A great question from Angus

This was the question received a couple of days ago from Angus in America:

Message:  We were wondering: why doesn't the drive belt fall off the flywheel when Atom is driving the sawmill? The belt is fairly slack, and there is no flange on the flywheel. The traction engine flywheels we saw at Pickering 2010 were convex in profile, but still the belt doesn't fall off. How does this work?
Thanks
Angus (6), Angus's Dad (44) and Angus's Grandpa (75)

It is a great question and very observant of them to notice how odd it is.

This is how I tried to explain the puzzling pulley in my reply to them:

Hi Angus, Dad and Grandpa,

Thanks for your email and great question. In fact I think it is one of the best questions I have ever been asked from the books and very observant of you to notice that something odd was happening.

In fact nearly all flat belts run on pulleys without a flange and to make them stay on, the pulley has to be the shape you observed: Domed, convex or barrel shaped.

If the pulleys are parallel or cylinder shape, then the belt will just wander off the side. An if the pulley is more like a convex shape or the opposite of barrel-shaped, the belt will certainly fly off very quickly.

Flat pulleys are not used so much these days, but they were popular until a few years ago. They were used as in the book for traction engines to drive sawmills or threshing machines.
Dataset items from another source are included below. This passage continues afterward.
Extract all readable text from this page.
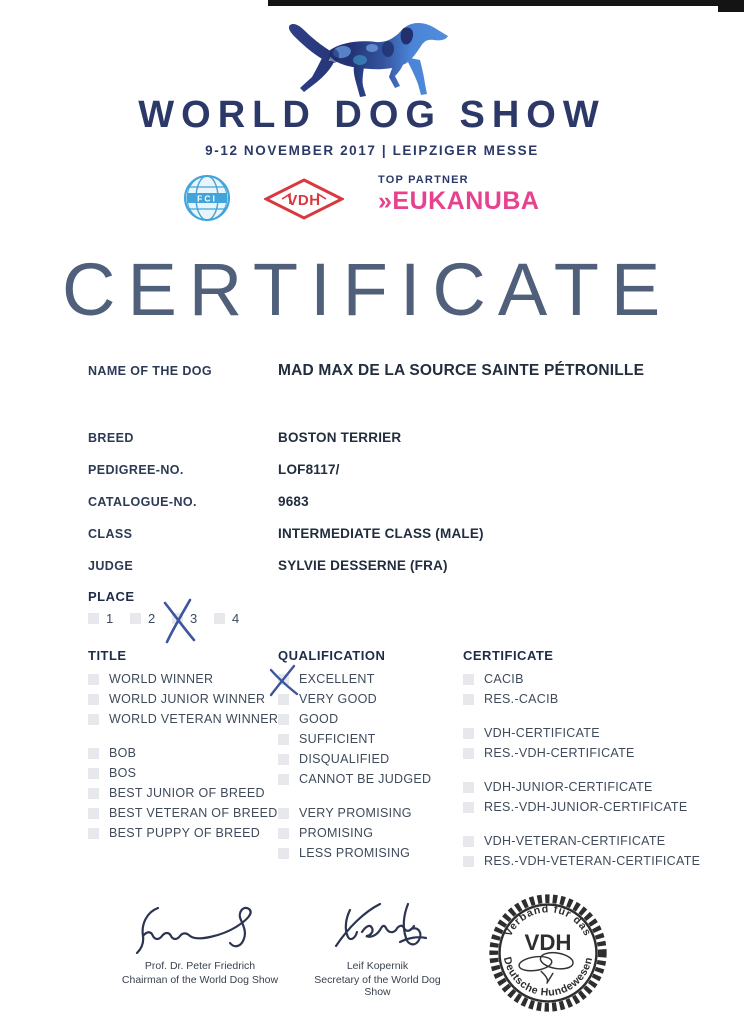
WORLD DOG SHOW
9-12 NOVEMBER 2017 | LEIPZIGER MESSE
FCI	VDH
TOP PARTNER
»EUKANUBA
CERTIFICATE
NAME OF THE DOG	MAD MAX DE LA SOURCE SAINTE PÉTRONILLE
BREED	BOSTON TERRIER
PEDIGREE-NO.	LOF8117/
CATALOGUE-NO.	9683
CLASS	INTERMEDIATE CLASS (MALE)
JUDGE	SYLVIE DESSERNE (FRA)
PLACE
1	2	3	4
TITLE
WORLD WINNER
WORLD JUNIOR WINNER
WORLD VETERAN WINNER
BOB
BOS
BEST JUNIOR OF BREED
BEST VETERAN OF BREED
BEST PUPPY OF BREED
QUALIFICATION
EXCELLENT
VERY GOOD
GOOD
SUFFICIENT
DISQUALIFIED
CANNOT BE JUDGED
VERY PROMISING
PROMISING
LESS PROMISING
CERTIFICATE
CACIB
RES.-CACIB
VDH-CERTIFICATE
RES.-VDH-CERTIFICATE
VDH-JUNIOR-CERTIFICATE
RES.-VDH-JUNIOR-CERTIFICATE
VDH-VETERAN-CERTIFICATE
RES.-VDH-VETERAN-CERTIFICATE
Prof. Dr. Peter Friedrich
Chairman of the World Dog Show
Leif Kopernik
Secretary of the World Dog Show
Verband für das
Deutsche Hundewesen
VDH
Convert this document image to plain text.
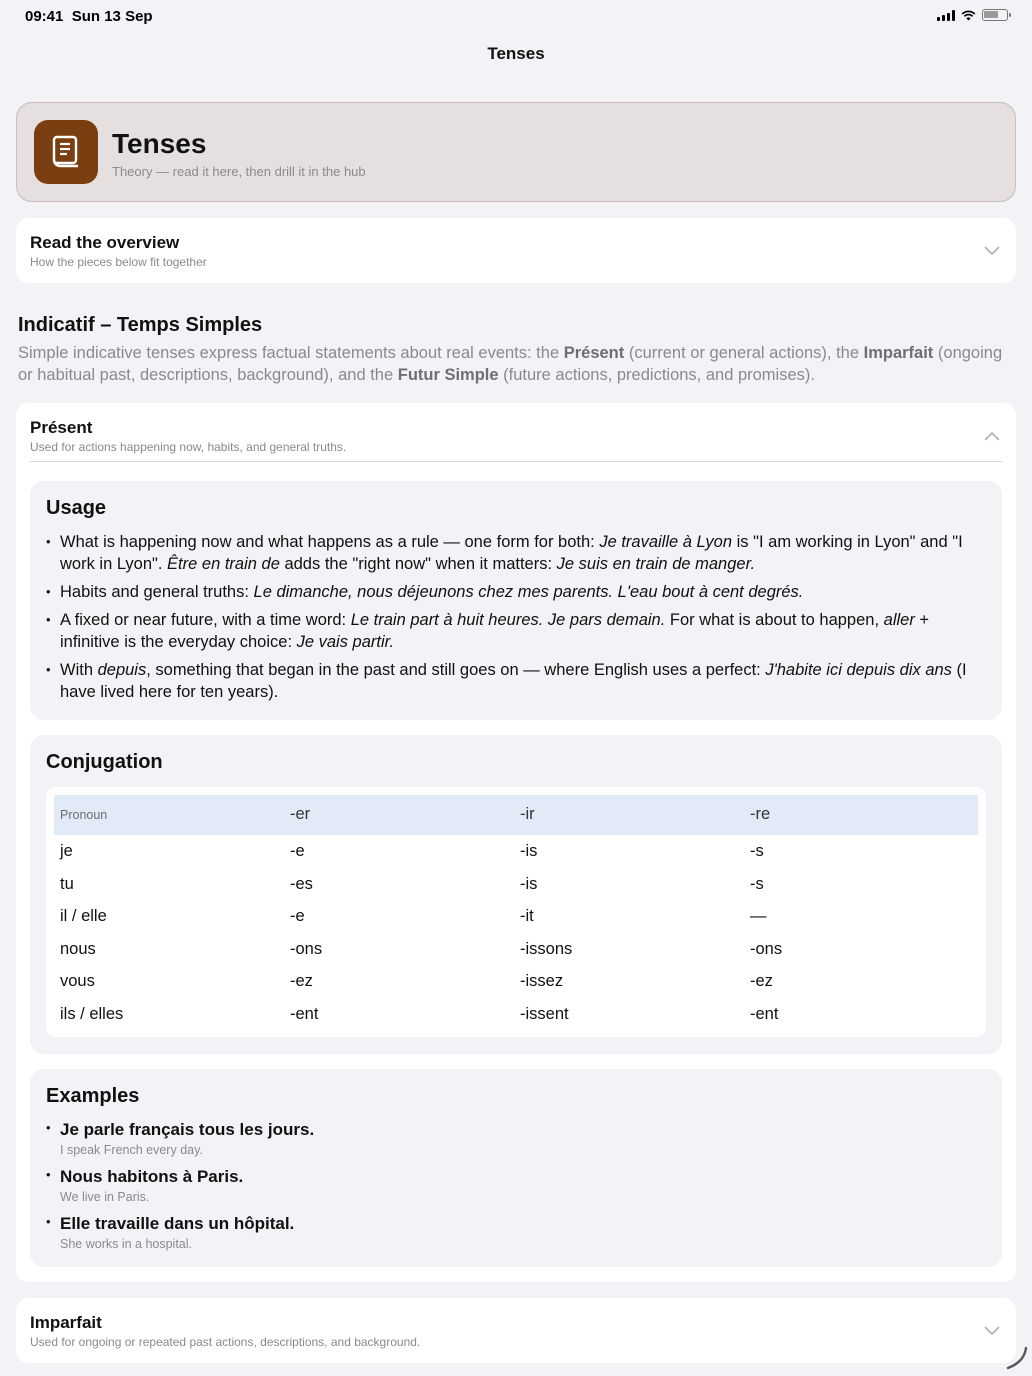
09:41 Sun 13 Sep
Tenses
Tenses
Theory — read it here, then drill it in the hub
Read the overview
How the pieces below fit together
Indicatif – Temps Simples
Simple indicative tenses express factual statements about real events: the Présent (current or general actions), the Imparfait (ongoing or habitual past, descriptions, background), and the Futur Simple (future actions, predictions, and promises).
Présent
Used for actions happening now, habits, and general truths.
Usage
• What is happening now and what happens as a rule — one form for both: Je travaille à Lyon is "I am working in Lyon" and "I work in Lyon". Être en train de adds the "right now" when it matters: Je suis en train de manger.
• Habits and general truths: Le dimanche, nous déjeunons chez mes parents. L'eau bout à cent degrés.
• A fixed or near future, with a time word: Le train part à huit heures. Je pars demain. For what is about to happen, aller + infinitive is the everyday choice: Je vais partir.
• With depuis, something that began in the past and still goes on — where English uses a perfect: J'habite ici depuis dix ans (I have lived here for ten years).
Conjugation
Pronoun	-er	-ir	-re
je	-e	-is	-s
tu	-es	-is	-s
il / elle	-e	-it	—
nous	-ons	-issons	-ons
vous	-ez	-issez	-ez
ils / elles	-ent	-issent	-ent
Examples
• Je parle français tous les jours.
I speak French every day.
• Nous habitons à Paris.
We live in Paris.
• Elle travaille dans un hôpital.
She works in a hospital.
Imparfait
Used for ongoing or repeated past actions, descriptions, and background.
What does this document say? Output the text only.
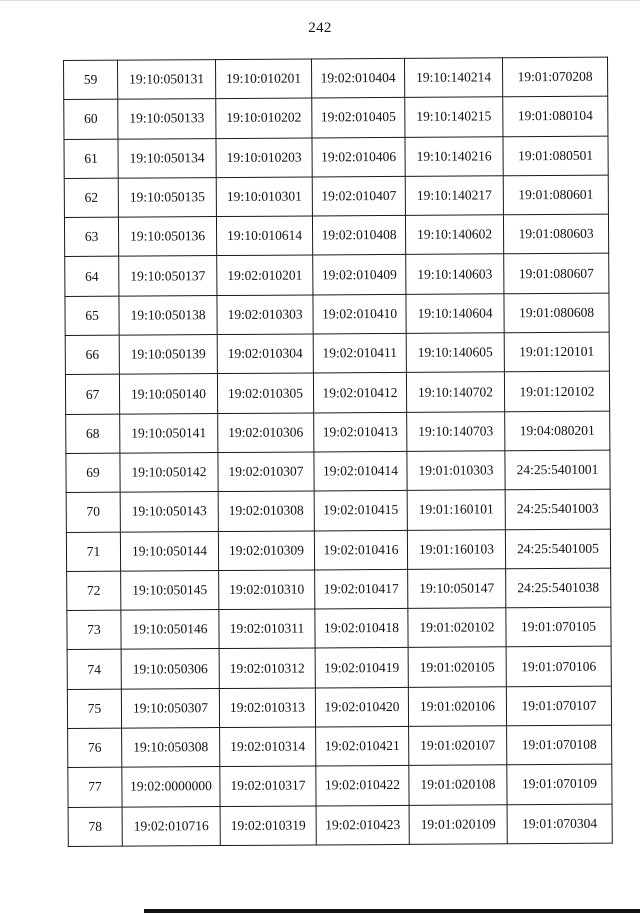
242
59	19:10:050131	19:10:010201	19:02:010404	19:10:140214	19:01:070208
60	19:10:050133	19:10:010202	19:02:010405	19:10:140215	19:01:080104
61	19:10:050134	19:10:010203	19:02:010406	19:10:140216	19:01:080501
62	19:10:050135	19:10:010301	19:02:010407	19:10:140217	19:01:080601
63	19:10:050136	19:10:010614	19:02:010408	19:10:140602	19:01:080603
64	19:10:050137	19:02:010201	19:02:010409	19:10:140603	19:01:080607
65	19:10:050138	19:02:010303	19:02:010410	19:10:140604	19:01:080608
66	19:10:050139	19:02:010304	19:02:010411	19:10:140605	19:01:120101
67	19:10:050140	19:02:010305	19:02:010412	19:10:140702	19:01:120102
68	19:10:050141	19:02:010306	19:02:010413	19:10:140703	19:04:080201
69	19:10:050142	19:02:010307	19:02:010414	19:01:010303	24:25:5401001
70	19:10:050143	19:02:010308	19:02:010415	19:01:160101	24:25:5401003
71	19:10:050144	19:02:010309	19:02:010416	19:01:160103	24:25:5401005
72	19:10:050145	19:02:010310	19:02:010417	19:10:050147	24:25:5401038
73	19:10:050146	19:02:010311	19:02:010418	19:01:020102	19:01:070105
74	19:10:050306	19:02:010312	19:02:010419	19:01:020105	19:01:070106
75	19:10:050307	19:02:010313	19:02:010420	19:01:020106	19:01:070107
76	19:10:050308	19:02:010314	19:02:010421	19:01:020107	19:01:070108
77	19:02:0000000	19:02:010317	19:02:010422	19:01:020108	19:01:070109
78	19:02:010716	19:02:010319	19:02:010423	19:01:020109	19:01:070304
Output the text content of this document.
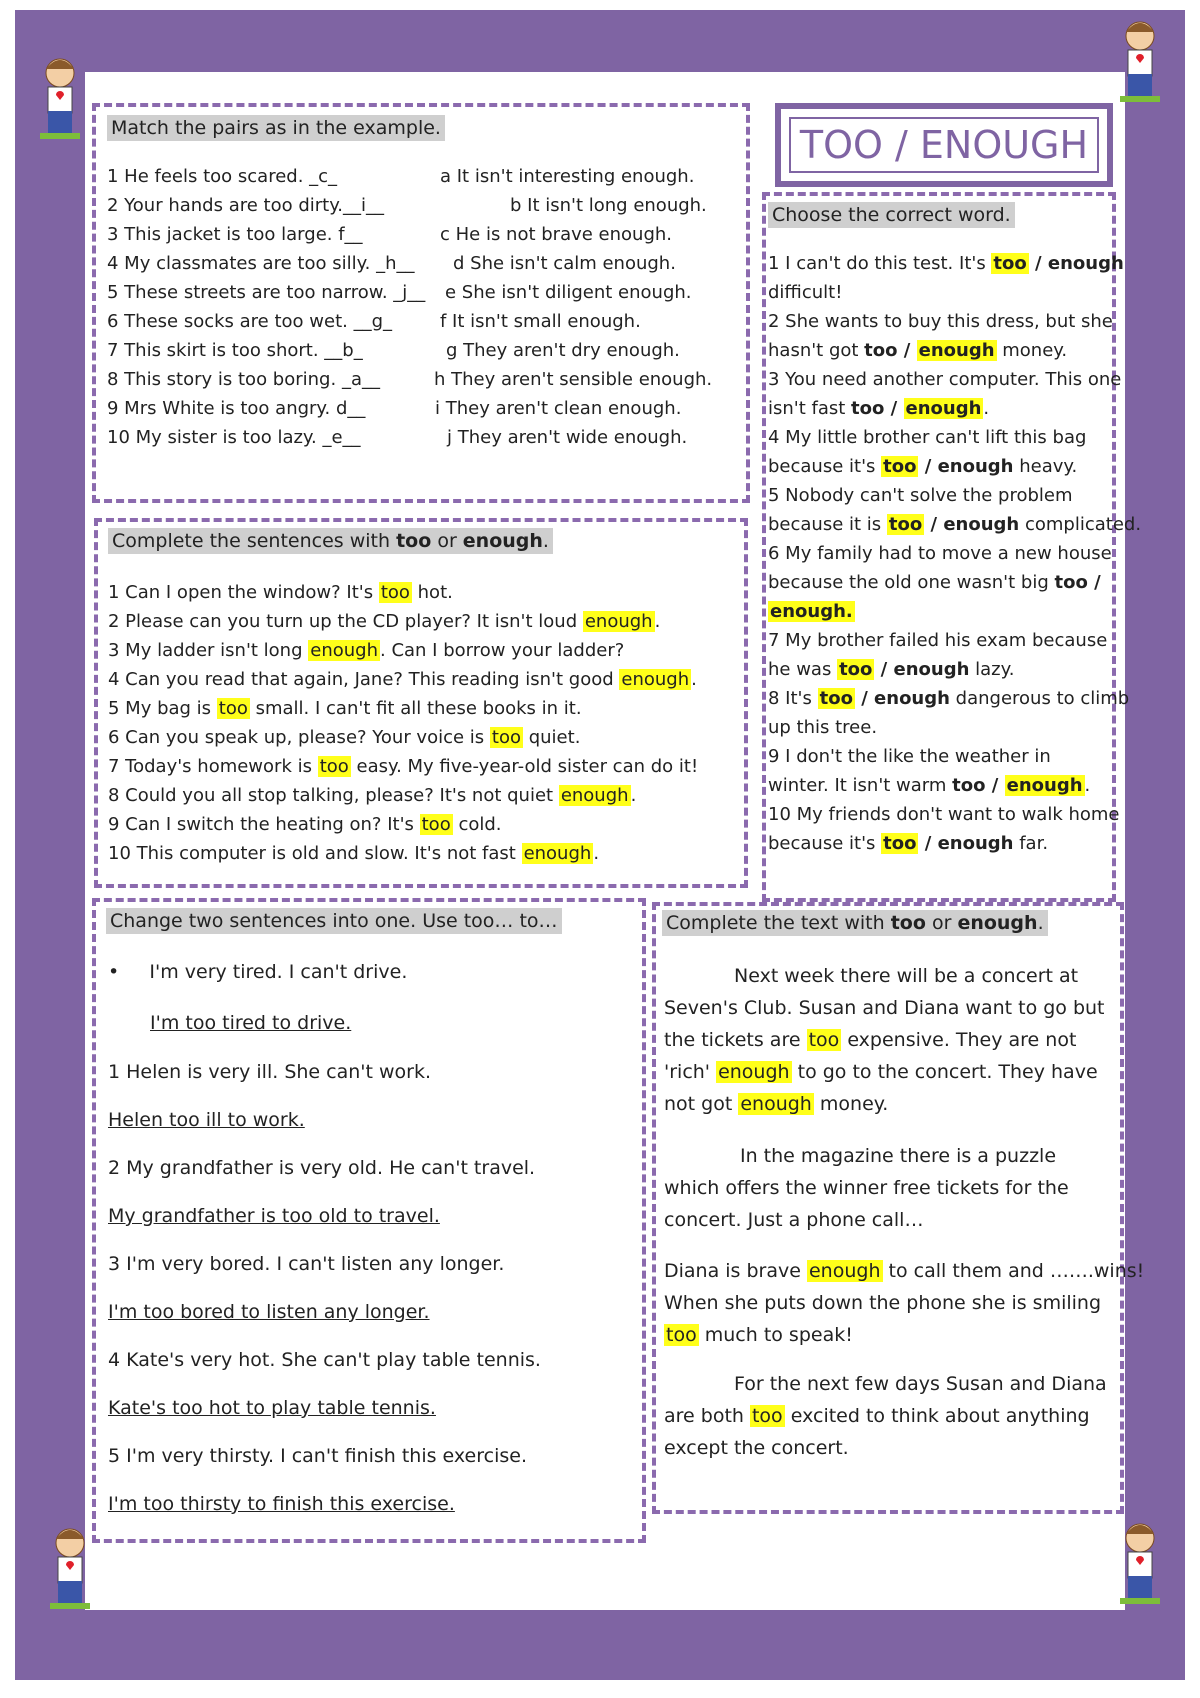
TOO / ENOUGH
Match the pairs as in the example.
1 He feels too scared. _c_
2 Your hands are too dirty.__i__
3 This jacket is too large. f__
4 My classmates are too silly. _h__
5 These streets are too narrow. _j__
6 These socks are too wet. __g_
7 This skirt is too short. __b_
8 This story is too boring. _a__
9 Mrs White is too angry. d__
10 My sister is too lazy. _e__
a It isn't interesting enough.
b It isn't long enough.
c He is not brave enough.
d She isn't calm enough.
e She isn't diligent enough.
f It isn't small enough.
g They aren't dry enough.
h They aren't sensible enough.
i They aren't clean enough.
j They aren't wide enough.
Complete the sentences with too or enough.
1 Can I open the window? It's too hot.
2 Please can you turn up the CD player? It isn't loud enough .
3 My ladder isn't long enough . Can I borrow your ladder?
4 Can you read that again, Jane? This reading isn't good enough .
5 My bag is too small. I can't fit all these books in it.
6 Can you speak up, please? Your voice is too quiet.
7 Today's homework is too easy. My five-year-old sister can do it!
8 Could you all stop talking, please? It's not quiet enough .
9 Can I switch the heating on? It's too cold.
10 This computer is old and slow. It's not fast enough .
Choose the correct word.
1 I can't do this test. It's too / enough
difficult!
2 She wants to buy this dress, but she
hasn't got too / enough money.
3 You need another computer. This one
isn't fast too / enough .
4 My little brother can't lift this bag
because it's too / enough heavy.
5 Nobody can't solve the problem
because it is too / enough complicated.
6 My family had to move a new house
because the old one wasn't big too /
enough.
7 My brother failed his exam because
he was too / enough lazy.
8 It's too / enough dangerous to climb
up this tree.
9 I don't the like the weather in
winter. It isn't warm too / enough .
10 My friends don't want to walk home
because it's too / enough far.
Change two sentences into one. Use too… to…
•     I'm very tired. I can't drive.
I'm too tired to drive.
1 Helen is very ill. She can't work.
Helen too ill to work.
2 My grandfather is very old. He can't travel.
My grandfather is too old to travel.
3 I'm very bored. I can't listen any longer.
I'm too bored to listen any longer.
4 Kate's very hot. She can't play table tennis.
Kate's too hot to play table tennis.
5 I'm very thirsty. I can't finish this exercise.
I'm too thirsty to finish this exercise.
Complete the text with too or enough.
Next week there will be a concert at
Seven's Club. Susan and Diana want to go but
the tickets are too expensive. They are not
'rich' enough to go to the concert. They have
not got enough money.
In the magazine there is a puzzle
which offers the winner free tickets for the
concert. Just a phone call…
Diana is brave enough to call them and …….wins!
When she puts down the phone she is smiling
too much to speak!
For the next few days Susan and Diana
are both too excited to think about anything
except the concert.
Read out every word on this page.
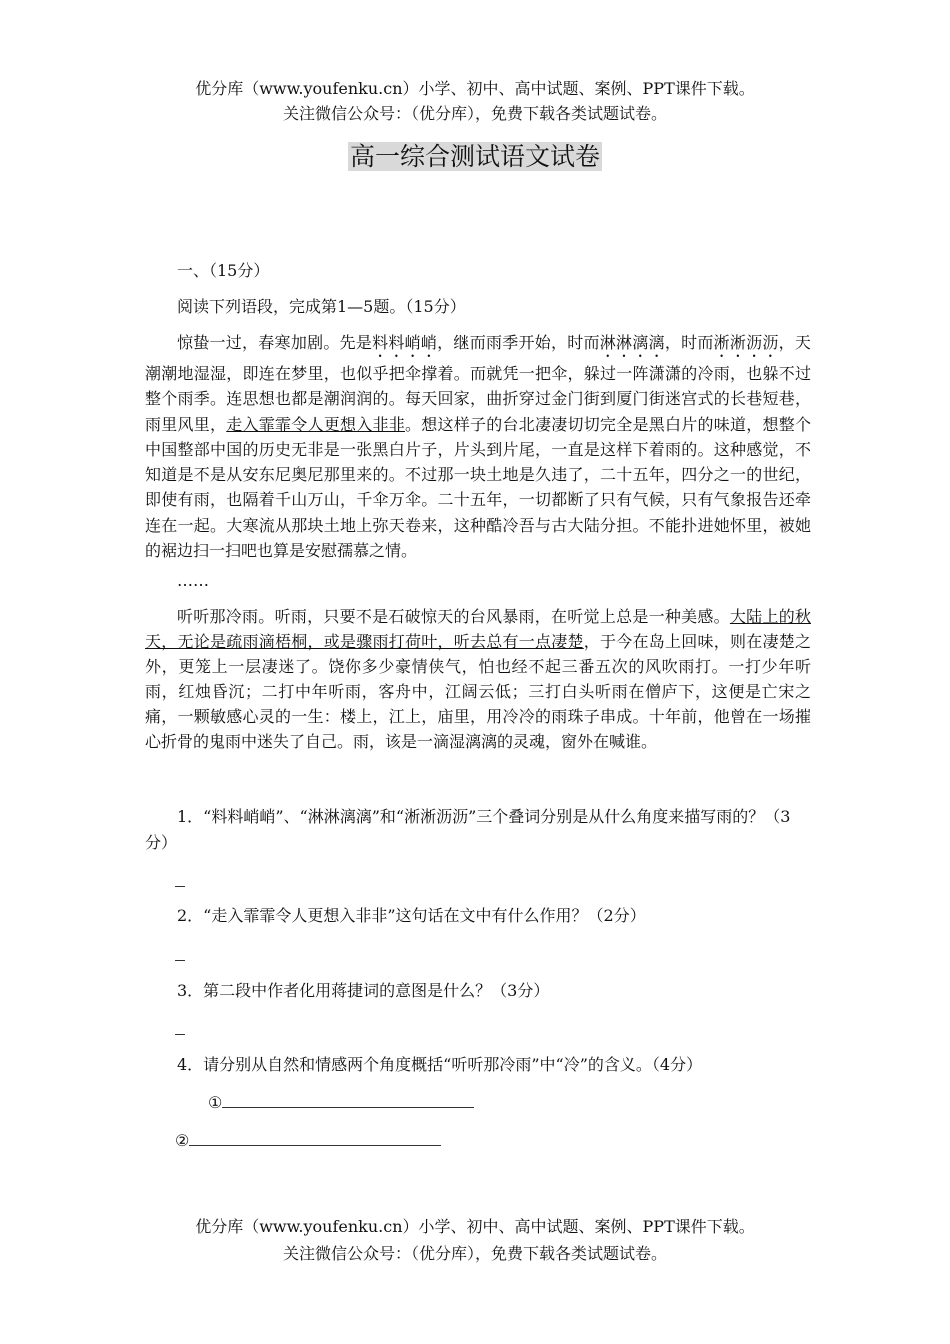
优分库（www.youfenku.cn）小学、初中、高中试题、案例、PPT课件下载。
关注微信公众号：（优分库），免费下载各类试题试卷。
高一综合测试语文试卷
一、（15分）
阅读下列语段，完成第1—5题。（15分）

惊蛰一过，春寒加剧。先是料料峭峭，继而雨季开始，时而淋淋漓漓，时而淅淅沥沥，天潮潮地湿湿，即连在梦里，也似乎把伞撑着。而就凭一把伞，躲过一阵潇潇的冷雨，也躲不过整个雨季。连思想也都是潮润润的。每天回家，曲折穿过金门街到厦门街迷宫式的长巷短巷，雨里风里，走入霏霏令人更想入非非。想这样子的台北凄凄切切完全是黑白片的味道，想整个中国整部中国的历史无非是一张黑白片子，片头到片尾，一直是这样下着雨的。这种感觉，不知道是不是从安东尼奥尼那里来的。不过那一块土地是久违了，二十五年，四分之一的世纪，即使有雨，也隔着千山万山，千伞万伞。二十五年，一切都断了只有气候，只有气象报告还牵连在一起。大寒流从那块土地上弥天卷来，这种酷冷吾与古大陆分担。不能扑进她怀里，被她的裾边扫一扫吧也算是安慰孺慕之情。

……

听听那冷雨。听雨，只要不是石破惊天的台风暴雨，在听觉上总是一种美感。大陆上的秋天，无论是疏雨滴梧桐，或是骤雨打荷叶，听去总有一点凄楚，于今在岛上回味，则在凄楚之外，更笼上一层凄迷了。饶你多少豪情侠气，怕也经不起三番五次的风吹雨打。一打少年听雨，红烛昏沉；二打中年听雨，客舟中，江阔云低；三打白头听雨在僧庐下，这便是亡宋之痛，一颗敏感心灵的一生：楼上，江上，庙里，用冷冷的雨珠子串成。十年前，他曾在一场摧心折骨的鬼雨中迷失了自己。雨，该是一滴湿漓漓的灵魂，窗外在喊谁。

1．“料料峭峭”、“淋淋漓漓”和“淅淅沥沥”三个叠词分别是从什么角度来描写雨的？（3分）

2．“走入霏霏令人更想入非非”这句话在文中有什么作用？（2分）

3．第二段中作者化用蒋捷词的意图是什么？（3分）

4．请分别从自然和情感两个角度概括“听听那冷雨”中“冷”的含义。（4分）

①
②
优分库（www.youfenku.cn）小学、初中、高中试题、案例、PPT课件下载。
关注微信公众号：（优分库），免费下载各类试题试卷。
More recently, tractors sometimes had a pulley for driving machinery but these pulleys were smaller than a flywheel, about 30 cm diameter, but again distinctly barrel shaped. Also all the machinery in old-fashioned factories was driven by flat belts from “line shafts” up in the factory roof.

Your question though is “Why does the belt stay on?” It is quite difficult to explain in words without being able to gesticulate with my hands! But I will try my best....

It is all to do with what happens if the belt is not perfectly aligned with the pulley and is running to one side. And this is the case if the belt starts to wander off, or the two pulleys are not perfectly lined up.

It is also important to think of the belt as a part of it is approaching a pulley because this is the bit which matters. (The part which is just coming off the pulley,going back in the other direction does not have any real effect.)

Now this is the tricky bit to explain: If the belt is running on one side of the pulley, the bit of belt nearest to the centre of the pulley is going round a slightly larger diameter than the bit nearer to the edge. The belt is flexible and gets a little bent sideways on the pulley (not the normal way it bends to go round the pulley). The slight bend in the belt (which is caused by the barrel shape of the pulley) actually steers the belt back towards the centre of the pulley. If it goes too far and ends up on the other side, then the process happens the other way and the belt steers itself back to the centre again. It is “Self Centring.”

Does that explain it?????

If not, tell me and I will have another go!!!

Best wishes
Chris.